Студентка пришла: «Из новой газеты, выходит новая газета, интервью для новой газеты университета: а что вас волнует последние годы, последние годы?» – «А что за газета?» – «Студентов-мусульман». Он не смог ответить. Пришло время, когда невозможны прямые ответы и короткие пути, которыми Бабаев ходил, – он смолк.
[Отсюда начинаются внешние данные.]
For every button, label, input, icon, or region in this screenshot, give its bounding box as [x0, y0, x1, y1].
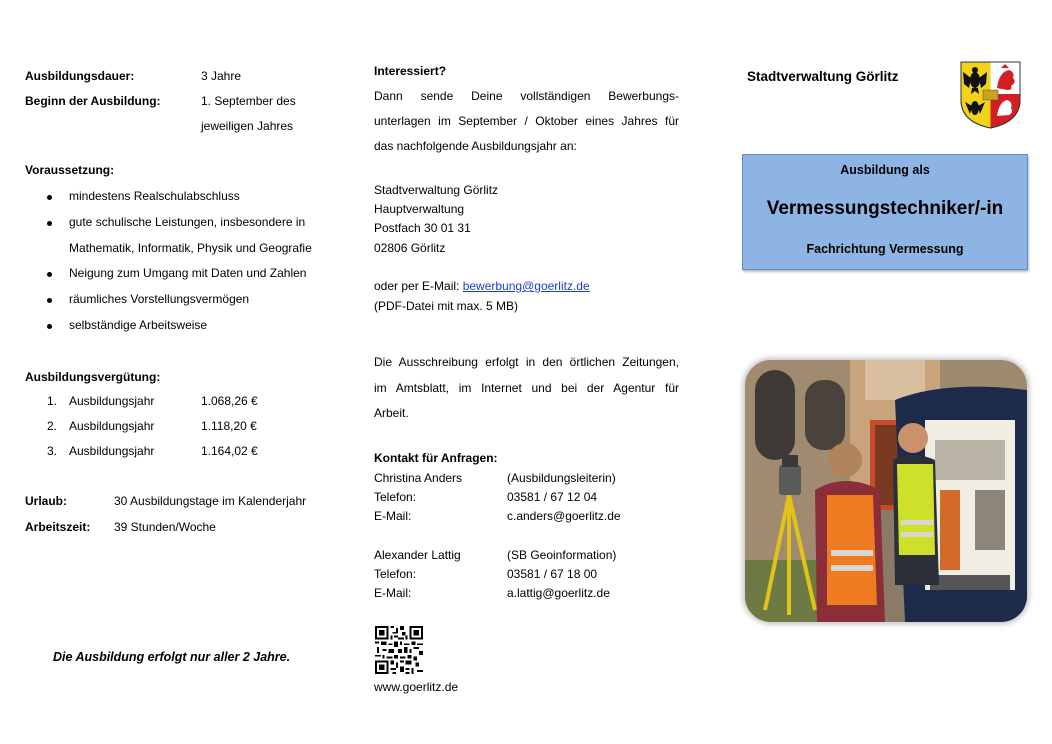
interested-heading: Interessiert?	[374, 64, 447, 78]
pdf-note: (PDF-Datei mit max. 5 MB)	[374, 299, 519, 313]
website-link[interactable]: www.goerlitz.de	[374, 680, 459, 694]
worktime-value: 39 Stunden/Woche	[114, 520, 216, 534]
apply-text-line3: das nachfolgende Ausbildungsjahr an:	[374, 139, 577, 153]
application-email-link[interactable]: bewerbung@goerlitz.de	[462, 279, 590, 293]
apply-text-line2: unterlagen im September / Oktober eines Jahres für	[374, 114, 679, 128]
email-line	[374, 279, 679, 293]
bullet-icon	[47, 298, 52, 303]
address-line: 02806 Görlitz	[374, 241, 446, 255]
start-value-line2: jeweiligen Jahres	[201, 119, 294, 133]
requirement-item: selbständige Arbeitsweise	[69, 318, 208, 332]
pay-year-label: Ausbildungsjahr	[69, 444, 155, 458]
publish-text-line1: Die Ausschreibung erfolgt in den örtlichen Zeitungen,	[374, 355, 679, 369]
pay-amount: 1.164,02 €	[201, 444, 258, 458]
address-line: Hauptverwaltung	[374, 202, 465, 216]
requirement-item: Neigung zum Umgang mit Daten und Zahlen	[69, 266, 307, 280]
contact2-name: Alexander Lattig	[374, 548, 461, 562]
pay-year-number: 3.	[47, 444, 58, 458]
contact1-name: Christina Anders	[374, 471, 463, 485]
title-box-profession: Vermessungstechniker/-in	[766, 198, 1004, 219]
contact1-phone-label: Telefon:	[374, 490, 417, 504]
duration-label: Ausbildungsdauer:	[25, 69, 135, 83]
title-box-specialization: Fachrichtung Vermessung	[806, 242, 964, 256]
bullet-icon	[47, 221, 52, 226]
frequency-note: Die Ausbildung erfolgt nur aller 2 Jahre.	[53, 650, 291, 664]
qr-code-icon	[375, 626, 423, 674]
vacation-value: 30 Ausbildungstage im Kalenderjahr	[114, 494, 307, 508]
pay-amount: 1.118,20 €	[201, 419, 257, 433]
contact2-phone-label: Telefon:	[374, 567, 417, 581]
vacation-label: Urlaub:	[25, 494, 67, 508]
contact2-role: (SB Geoinformation)	[507, 548, 617, 562]
surveyors-photo-illustration	[745, 360, 1027, 622]
duration-value: 3 Jahre	[201, 69, 242, 83]
pay-amount: 1.068,26 €	[201, 394, 258, 408]
title-box-intro: Ausbildung als	[840, 163, 930, 177]
pay-year-label: Ausbildungsjahr	[69, 419, 155, 433]
apply-text-line1: Dann sende Deine vollständigen Bewerbungs-	[374, 89, 679, 103]
requirement-item: Mathematik, Informatik, Physik und Geografie	[69, 241, 312, 255]
requirements-heading: Voraussetzung:	[25, 163, 115, 177]
bullet-icon	[47, 195, 52, 200]
title-box	[742, 154, 1028, 270]
contact1-phone: 03581 / 67 12 04	[507, 490, 598, 504]
contact-heading: Kontakt für Anfragen:	[374, 451, 498, 465]
pay-year-label: Ausbildungsjahr	[69, 394, 155, 408]
pay-year-number: 1.	[47, 394, 58, 408]
address-line: Postfach 30 01 31	[374, 221, 471, 235]
requirement-item: gute schulische Leistungen, insbesondere in	[69, 215, 306, 229]
publish-text-line2: im Amtsblatt, im Internet und bei der Agentur für	[374, 381, 679, 395]
requirement-item: räumliches Vorstellungsvermögen	[69, 292, 250, 306]
worktime-label: Arbeitszeit:	[25, 520, 91, 534]
publish-text-line3: Arbeit.	[374, 406, 409, 420]
start-label: Beginn der Ausbildung:	[25, 94, 161, 108]
contact2-mail-label: E-Mail:	[374, 586, 412, 600]
pay-year-number: 2.	[47, 419, 58, 433]
requirement-item: mindestens Realschulabschluss	[69, 189, 240, 203]
contact1-mail: c.anders@goerlitz.de	[507, 509, 621, 523]
email-prefix: oder per E-Mail:	[374, 279, 463, 293]
contact2-mail: a.lattig@goerlitz.de	[507, 586, 610, 600]
address-line: Stadtverwaltung Görlitz	[374, 183, 499, 197]
bullet-icon	[47, 324, 52, 329]
contact1-role: (Ausbildungsleiterin)	[507, 471, 616, 485]
contact1-mail-label: E-Mail:	[374, 509, 412, 523]
organization-name: Stadtverwaltung Görlitz	[747, 69, 899, 84]
contact2-phone: 03581 / 67 18 00	[507, 567, 598, 581]
coat-of-arms-icon	[959, 60, 1022, 130]
pay-heading: Ausbildungsvergütung:	[25, 370, 161, 384]
start-value-line1: 1. September des	[201, 94, 296, 108]
surveyors-photo	[745, 360, 1027, 622]
bullet-icon	[47, 272, 52, 277]
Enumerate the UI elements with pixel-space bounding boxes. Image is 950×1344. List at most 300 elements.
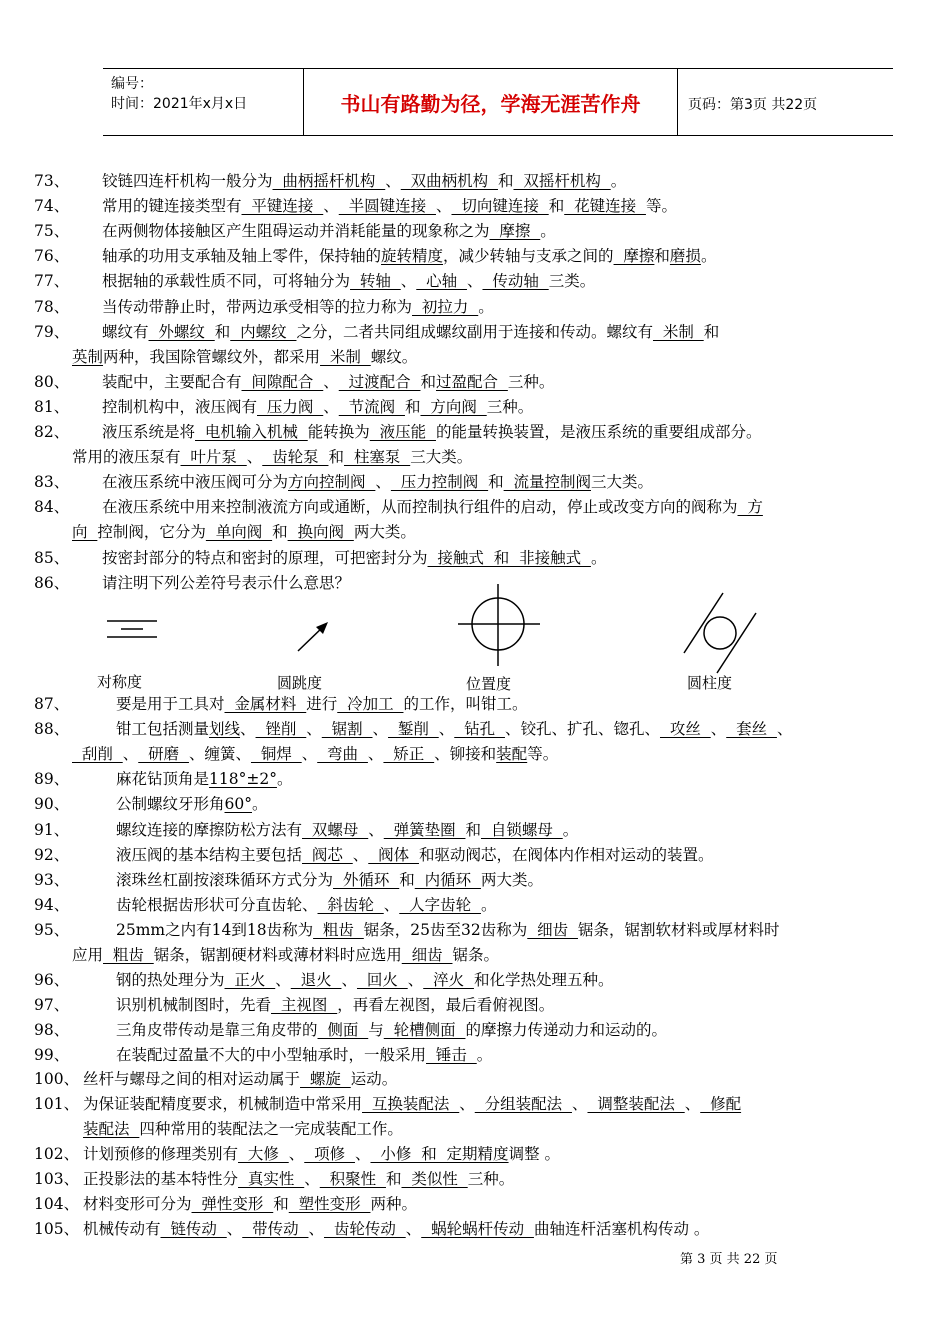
answer-blank: 换向阀 [287,523,354,542]
question-text: 、 [407,971,424,990]
question-number: 103、 [34,1170,80,1188]
question-line [34,1144,560,1164]
answer-blank: 主视图 [271,996,338,1015]
number-label: 编号： [111,76,153,92]
question-text: 和驱动阀芯，在阀体内作相对运动的装置。 [418,845,714,864]
question-number: 100、 [34,1070,80,1088]
question-text: 液压系统是将 [102,423,196,441]
question-number: 79、 [34,322,70,341]
question-text: 在两侧物体接触区产生阻碍运动并消耗能量的现象称之为 [102,222,490,241]
symbol-label-position: 位置度 [466,675,512,693]
question-text: 、 [323,397,339,416]
symbol-label-symmetry: 对称度 [97,673,143,691]
answer-blank: 摩擦 [613,247,655,266]
answer-blank: 过盈配合 [435,372,508,391]
answer-blank: 金属材料 [224,695,307,713]
question-number: 84、 [34,498,70,517]
answer-blank: 向 [72,523,98,542]
answer-blank: 积聚性 [319,1170,386,1188]
question-text: 和 [404,397,421,416]
question-line [34,995,554,1015]
answer-blank: 划线 [209,720,241,739]
answer-blank: 矫正 [383,745,435,764]
question-text: 控制机构中，液压阀有 [102,397,258,416]
question-text: 、 [323,197,339,216]
answer-blank: 粗齿 [313,920,364,939]
question-number: 95、 [34,920,70,939]
answer-blank: 塑性变形 [288,1195,371,1213]
question-number: 82、 [34,423,70,441]
question-line [34,1194,417,1214]
question-number: 89、 [34,770,70,789]
question-text: 之分，二者共同组成螺纹副用于连接和传动。螺纹有 [296,322,653,341]
question-text: ，再看左视图，最后看俯视图。 [337,996,555,1015]
question-line [34,845,713,865]
question-text: 、 [385,172,401,190]
question-text: 和 [328,448,344,467]
answer-blank: 内螺纹 [230,322,297,341]
question-text: 、 [438,720,455,739]
answer-blank: 柱塞泵 [343,448,411,467]
question-text: 、铆接和 [434,745,497,764]
question-text: 在液压系统中用来控制液流方向或通断，从而控制执行组件的启动，停止或改变方向的阀称为 [102,498,738,517]
question-line [34,422,761,442]
question-text: 、 [354,1145,371,1163]
answer-blank: 液压能 [369,423,436,441]
answer-blank: 118°±2° [209,770,277,789]
question-text: 为保证装配精度要求，机械制造中常采用 [83,1095,363,1113]
question-text: 轴承的功用支承轴及轴上零件，保持轴的 [102,247,382,266]
question-text: 25mm之内有14到18齿称为 [116,920,314,939]
page-header [103,68,893,136]
answer-blank: 小修 和 定期精度 [370,1145,509,1163]
question-text: 。 [476,1046,493,1065]
answer-blank: 摩擦 [489,222,541,241]
question-line [34,171,626,191]
question-text: 钳工包括测量 [116,720,210,739]
question-text: 和 [488,473,504,492]
question-text: 、 [459,1095,475,1113]
question-text: 三大类。 [590,473,653,492]
question-number: 83、 [34,473,70,492]
answer-blank: 内循环 [414,870,481,889]
question-line [34,548,606,568]
answer-blank: 节流阀 [338,397,405,416]
question-number: 91、 [34,820,70,839]
question-text: 控制阀，它分为 [97,523,206,542]
question-text: 、铰孔、扩孔、锪孔、 [504,720,660,739]
question-text: 常用的液压泵有 [72,448,181,467]
answer-blank: 双螺母 [302,820,369,839]
question-text: 、 [288,1145,305,1163]
question-line [34,1169,514,1189]
question-number: 94、 [34,895,70,914]
answer-blank: 半圆键连接 [338,197,436,216]
answer-blank: 带传动 [242,1220,309,1238]
question-text: 。 [590,548,607,567]
question-text: 。 [700,247,717,266]
question-text: 、 [246,448,263,467]
question-line [34,895,496,915]
answer-blank: 装配 [496,745,528,764]
question-text: 两种，我国除管螺纹外，都采用 [103,347,321,366]
answer-blank: 轮槽侧面 [383,1021,466,1040]
runout-arrow-icon [298,622,328,651]
answer-blank: 接触式 和 非接触式 [427,548,591,567]
question-line [34,472,653,492]
cylindricity-symbol-icon [684,593,756,673]
question-text: 、 [684,1095,701,1113]
answer-blank: 錾削 [388,720,439,739]
question-text: 三种。 [507,372,555,391]
question-text: 和 [399,870,415,889]
answer-blank: 蜗轮蜗杆传动 [421,1220,534,1238]
question-text: 和 [703,322,720,341]
answer-blank: 铜焊 [250,745,302,764]
answer-blank: 米制 [320,347,371,366]
question-number: 75、 [34,222,70,241]
answer-blank: 压力控制阀 [390,473,489,492]
question-text: 能转换为 [307,423,370,441]
question-line [34,297,494,317]
answer-blank: 锉削 [255,720,307,739]
symmetry-symbol-icon [107,621,157,637]
question-text: 和 [548,197,565,216]
question-number: 105、 [34,1220,80,1238]
question-text: 和 [385,1170,402,1188]
answer-blank: 自锁螺母 [480,820,563,839]
question-number: 78、 [34,297,70,316]
question-text: 三种。 [486,397,534,416]
question-text: 的能量转换装置，是液压系统的重要组成部分。 [435,423,762,441]
answer-blank: 冷加工 [337,695,404,713]
answer-blank: 弹性变形 [191,1195,274,1213]
answer-blank: 人字齿轮 [399,895,481,914]
question-line [34,322,719,342]
answer-blank: 转轴 [350,272,401,291]
question-text: 和 [214,322,231,341]
question-number: 73、 [34,172,70,190]
question-line [34,769,292,789]
question-text: 、 [375,473,391,492]
header-info-cell [103,69,304,135]
question-line [34,794,268,814]
answer-blank: 装配法 [83,1120,140,1138]
answer-blank: 双曲柄机构 [400,172,498,190]
question-number: 77、 [34,272,70,291]
question-text: 、 [776,720,793,739]
answer-blank: 米制 [652,322,704,341]
question-line [34,497,763,517]
question-text: 两大类。 [353,523,416,542]
question-line [34,372,554,392]
answer-blank: 互换装配法 [362,1095,460,1113]
question-text: 、 [571,1095,588,1113]
question-text: 两种。 [370,1195,417,1213]
question-text: 钢的热处理分为 [116,971,225,990]
question-text: 。 [478,297,494,316]
answer-blank: 大修 [238,1145,289,1163]
question-number: 99、 [34,1046,70,1065]
question-text: 调整 。 [508,1145,560,1163]
question-line [34,970,613,990]
answer-blank: 回火 [356,971,408,990]
answer-blank: 攻丝 [659,720,711,739]
symbol-label-cylindricity: 圆柱度 [687,674,733,692]
question-text: 和 [465,820,481,839]
question-text: 、 [301,745,318,764]
question-text: 请注明下列公差符号表示什么意思？ [102,573,351,592]
answer-blank: 压力阀 [257,397,324,416]
question-line [34,820,578,840]
answer-blank: 弯曲 [317,745,368,764]
question-text: 与 [368,1021,384,1040]
answer-blank: 锤击 [426,1046,477,1065]
question-text: 滚珠丝杠副按滚珠循环方式分为 [116,870,334,889]
answer-blank: 齿轮泵 [262,448,329,467]
question-text: 应用 [72,946,104,964]
question-line [34,1045,492,1065]
question-line [34,397,533,417]
question-number: 88、 [34,720,70,739]
question-text: 等。 [645,197,677,216]
question-text: 。 [480,895,497,914]
question-number: 87、 [34,695,70,713]
question-line [34,196,677,216]
answer-blank: 钻孔 [454,720,505,739]
answer-blank: 平键连接 [241,197,324,216]
question-text: 要是用于工具对 [116,695,225,713]
question-text: 两大类。 [480,870,543,889]
question-continuation-line [72,522,416,542]
question-text: 、 [240,720,256,739]
question-text: 麻花钻顶角是 [116,770,210,789]
answer-blank: 60° [224,795,252,814]
question-text: 的摩擦力传递动力和运动的。 [465,1021,667,1040]
answer-blank: 侧面 [317,1021,369,1040]
answer-blank: 切向键连接 [451,197,549,216]
question-text: 、 [710,720,727,739]
answer-blank: 方向阀 [420,397,487,416]
answer-blank: 刮削 [72,745,123,764]
question-number: 98、 [34,1021,70,1040]
question-number: 92、 [34,845,70,864]
answer-blank: 双摇杆机构 [513,172,611,190]
answer-blank: 分组装配法 [474,1095,572,1113]
question-text: 锯条。 [452,946,499,964]
question-text: 、 [372,720,389,739]
question-text: 机械传动有 [83,1220,161,1238]
question-number: 81、 [34,397,70,416]
question-text: 公制螺纹牙形角 [116,795,225,814]
symbol-label-runout: 圆跳度 [277,674,323,692]
question-text: 根据轴的承载性质不同，可将轴分为 [102,272,351,291]
answer-blank: 间隙配合 [241,372,324,391]
question-text: 等。 [527,745,559,764]
answer-blank: 外螺纹 [148,322,215,341]
question-text: 。 [562,820,579,839]
question-number: 96、 [34,971,70,990]
question-text: 、 [341,971,357,990]
question-line [34,920,779,940]
question-continuation-line [83,1119,403,1139]
answer-blank: 弹簧垫圈 [383,820,466,839]
motto: 书山有路勤为径，学海无涯苦作舟 [304,69,678,135]
question-number: 102、 [34,1145,80,1163]
question-text: 、 [352,845,369,864]
answer-blank: 真实性 [238,1170,305,1188]
answer-blank: 外循环 [333,870,400,889]
question-text: 材料变形可分为 [83,1195,192,1213]
question-text: 铰链四连杆机构一般分为 [102,172,273,190]
answer-blank: 磨损 [669,247,701,266]
question-text: 正投影法的基本特性分 [83,1170,239,1188]
question-text: 三大类。 [410,448,473,467]
question-number: 76、 [34,247,70,266]
answer-blank: 退火 [290,971,342,990]
question-text: 。 [610,172,627,190]
question-text: 曲轴连杆活塞机构传动 。 [533,1220,710,1238]
question-number: 74、 [34,197,70,216]
page-label: 页码：第3页 共22页 [688,97,818,113]
answer-blank: 细齿 [527,920,578,939]
question-text: 、 [367,745,384,764]
answer-blank: 流量控制阀 [503,473,591,492]
question-text: 三种。 [467,1170,515,1188]
question-text: 丝杆与螺母之间的相对运动属于 [83,1070,301,1088]
question-text: 的工作，叫钳工。 [403,695,528,713]
question-text: 、 [306,720,322,739]
question-line [34,1069,397,1089]
question-text: 螺纹有 [102,322,149,341]
question-line [34,719,792,739]
question-text: 进行 [306,695,338,713]
time-label: 时间：2021年x月x日 [111,96,248,112]
question-text: 和 [273,1195,289,1213]
question-text: 运动。 [350,1070,398,1088]
answer-blank: 阀芯 [302,845,353,864]
answer-blank: 类似性 [401,1170,468,1188]
question-line [34,1020,667,1040]
question-line [34,246,716,266]
answer-blank: 齿轮传动 [323,1220,406,1238]
question-line [34,1094,741,1114]
question-continuation-line [72,744,558,764]
answer-blank: 调整装配法 [587,1095,685,1113]
question-text: 装配中，主要配合有 [102,372,242,391]
answer-blank: 电机输入机械 [195,423,308,441]
question-number: 85、 [34,548,70,567]
answer-blank: 套丝 [726,720,777,739]
answer-blank: 过渡配合 [338,372,421,391]
answer-blank: 英制 [72,347,104,366]
answer-blank: 修配 [700,1095,742,1113]
question-number: 80、 [34,372,70,391]
answer-blank: 螺旋 [300,1070,351,1088]
question-text: 识别机械制图时，先看 [116,996,272,1015]
question-text: 、 [405,1220,422,1238]
question-text: 锯条，锯割软材料或厚材料时 [577,920,780,939]
question-line [34,694,527,714]
question-text: 螺纹。 [370,347,418,366]
question-text: 、 [383,895,400,914]
question-number: 101、 [34,1095,80,1113]
question-line [34,1219,709,1239]
question-text: 和 [420,372,436,391]
question-text: 三类。 [548,272,596,291]
answer-blank: 花键连接 [564,197,646,216]
question-text: ，减少转轴与支承之间的 [443,247,614,266]
answer-blank: 旋转精度 [381,247,444,266]
question-text: 、 [304,1170,320,1188]
question-text: 锯条，25齿至32齿称为 [363,920,528,939]
question-text: 。 [252,795,268,814]
question-text: 在液压系统中液压阀可分为 [102,473,289,492]
answer-blank: 细齿 [401,946,453,964]
question-line [34,870,543,890]
question-text: 常用的键连接类型有 [102,197,242,216]
question-text: 、缠簧、 [188,745,251,764]
answer-blank: 淬火 [423,971,474,990]
question-text: 齿轮根据齿形状可分直齿轮、 [116,895,318,914]
question-number: 90、 [34,795,70,814]
question-text: 和 [272,523,288,542]
question-text: 、 [275,971,291,990]
question-text: 和 [497,172,514,190]
question-text: 锯条，锯割硬材料或薄材料时应选用 [153,946,402,964]
question-text: 当传动带静止时，带两边承受相等的拉力称为 [102,297,413,316]
answer-blank: 心轴 [416,272,467,291]
question-text: 。 [540,222,556,241]
question-text: 、 [308,1220,324,1238]
answer-blank: 粗齿 [103,946,154,964]
answer-blank: 叶片泵 [180,448,247,467]
question-text: 、 [368,820,384,839]
question-text: 四种常用的装配法之一完成装配工作。 [139,1120,403,1138]
question-text: 三角皮带传动是靠三角皮带的 [116,1021,318,1040]
question-text: 在装配过盈量不大的中小型轴承时，一般采用 [116,1046,427,1065]
answer-blank: 初拉力 [412,297,479,316]
answer-blank: 斜齿轮 [317,895,384,914]
answer-blank: 曲柄摇杆机构 [272,172,386,190]
question-continuation-line [72,447,472,467]
answer-blank: 锯割 [321,720,373,739]
question-line [34,221,556,241]
question-number: 104、 [34,1195,80,1213]
question-text: 、 [435,197,452,216]
answer-blank: 方 [737,498,763,517]
question-continuation-line [72,945,499,965]
question-number: 97、 [34,996,70,1015]
question-text: 、 [122,745,139,764]
answer-blank: 单向阀 [205,523,273,542]
question-text: 计划预修的修理类别有 [83,1145,239,1163]
answer-blank: 正火 [224,971,276,990]
question-text: 、 [323,372,339,391]
page-footer: 第 3 页 共 22 页 [680,1252,778,1267]
answer-blank: 方向控制阀 [288,473,376,492]
question-text: 液压阀的基本结构主要包括 [116,845,303,864]
answer-blank: 项修 [304,1145,355,1163]
question-text: 。 [276,770,293,789]
question-number: 86、 [34,573,70,592]
answer-blank: 链传动 [160,1220,227,1238]
answer-blank: 阀体 [368,845,419,864]
question-text: 和化学热处理五种。 [473,971,614,990]
question-text: 、 [466,272,483,291]
question-text: 螺纹连接的摩擦防松方法有 [116,820,303,839]
question-number: 93、 [34,870,70,889]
Хотя, казалось бы, что ему Кавказ – он же из Средней Азии. Да. И это. Он потерял сразу Родину всю, землю – профессор кафедры русской литературы, армянин, не знающий языка отцов, Эдуард Григорьевич Бабаев, выросший в Ташкенте, живущий в Москве, – как в обыденной жизни, в редакциях и библиотеках, среди поэтов он не был своим, так в большой, исторической жизни он стал не своим – по родному Арбату ходил с опаской (это так), «лицом кавказской национальности», сторонился милиционеров и слушал, как идиот журналист (я, да я это был!) твердит, наклоняясь к уху, чтобы разборчивей: «Я вот тут решил статью в «Огонек» написать, Эдуард Григорьевич! Чтобы с нелегальным проникновением кавказцев покончить! Надо, я тут подчитал, использовать, Эдуард Григорьевич, иммиграционную практику Канады! Чтобы квоту на сто пятьдесят человек в год – начальник РУОПа меня поддержал, статью назову «Гости дорогие»…» – и он слушал, шел и кивал, поддакивал, мы прощались у ограды двора, у входа в ночной магазин, торговавший водкой, и через двор он шел один – я вспомнил только сейчас, и там у себя, «на лежанке», он написал: «Не годится выходцу, пришлецу и инородцу слишком упорно вникать в домашние споры той страны, где он всего лишь гость; не годится также судить или осуждать тех людей, которых он до конца понять не может». Я перечитал слова «слишком упорно», поставленные перед «вникать». Вот с чем он жил:
Чужбина есть чужбина. Иногда
Он чувствует какую-то тревогу…
Всему научит новая Среда.
Не сразу. Постепенно. Понемногу.
Молчанье. Взгляды холоднее льда,
И отступи. И уступи дорогу.
Его Родину я могу назвать Советским Союзом, русской литературой, но это все рядом, точно он описывал ее в стихах, но не называя:
С борта самолета видны
Млечные трассы дорог,
Звездные туманности городов,
Огненные пунктиры
Железнодорожных переездов.
И все это – светоносные строки
Государственности,
Великой книги,
Созданной историей
И наполненной шумом времени.
Если перелистать
Страницы этой книги
На сто лет назад
И еще на несколько десятилетий
В глубину истории,
Можно увидеть
Черную бурку Ермолова
На площади в Тифлисе,
Услышать голос Грибоедова
В Тебризе,
Узнать Пушкина в одиноком всаднике,
Который скачет по склонам гор
Благословенной Грузии
И поднимается по каменистым тропам
Заповедной Армении.
Он останавливает коня на перевале,
Чтобы отыскать глазами вершины Арарата…
«Кавказ принял нас в свое святилище»,
Когда ты просыпаешься
И распахиваешь окна,
Локаторы пеленгуют пространство.
Часы показывают московское время,
И самолет преодолевает звуковой барьер.
На референдуме о судьбе Союза, вместе или порознь, Эдуард Григорьевич поставил «за», вместе, жену и дочь подхватил и нес поток, они – «против», Майя Михайловна разрывалась между телевизором и «Эхом Москвы», легко выходила на баррикады защищать демократию – «Смотри, чтоб тебя там не раздавили», – он говорил ей в спину, что он думал про смерть Империи – неизвестно, только обрывки: «Горбачеву не надо было ничего говорить, а тихо дать мужикам землю. А они бы из-за забора закидали нас колбасой», «Жданов грязно обругал Зощенко и Ахматову, но ведь правильно выбрал лучших!»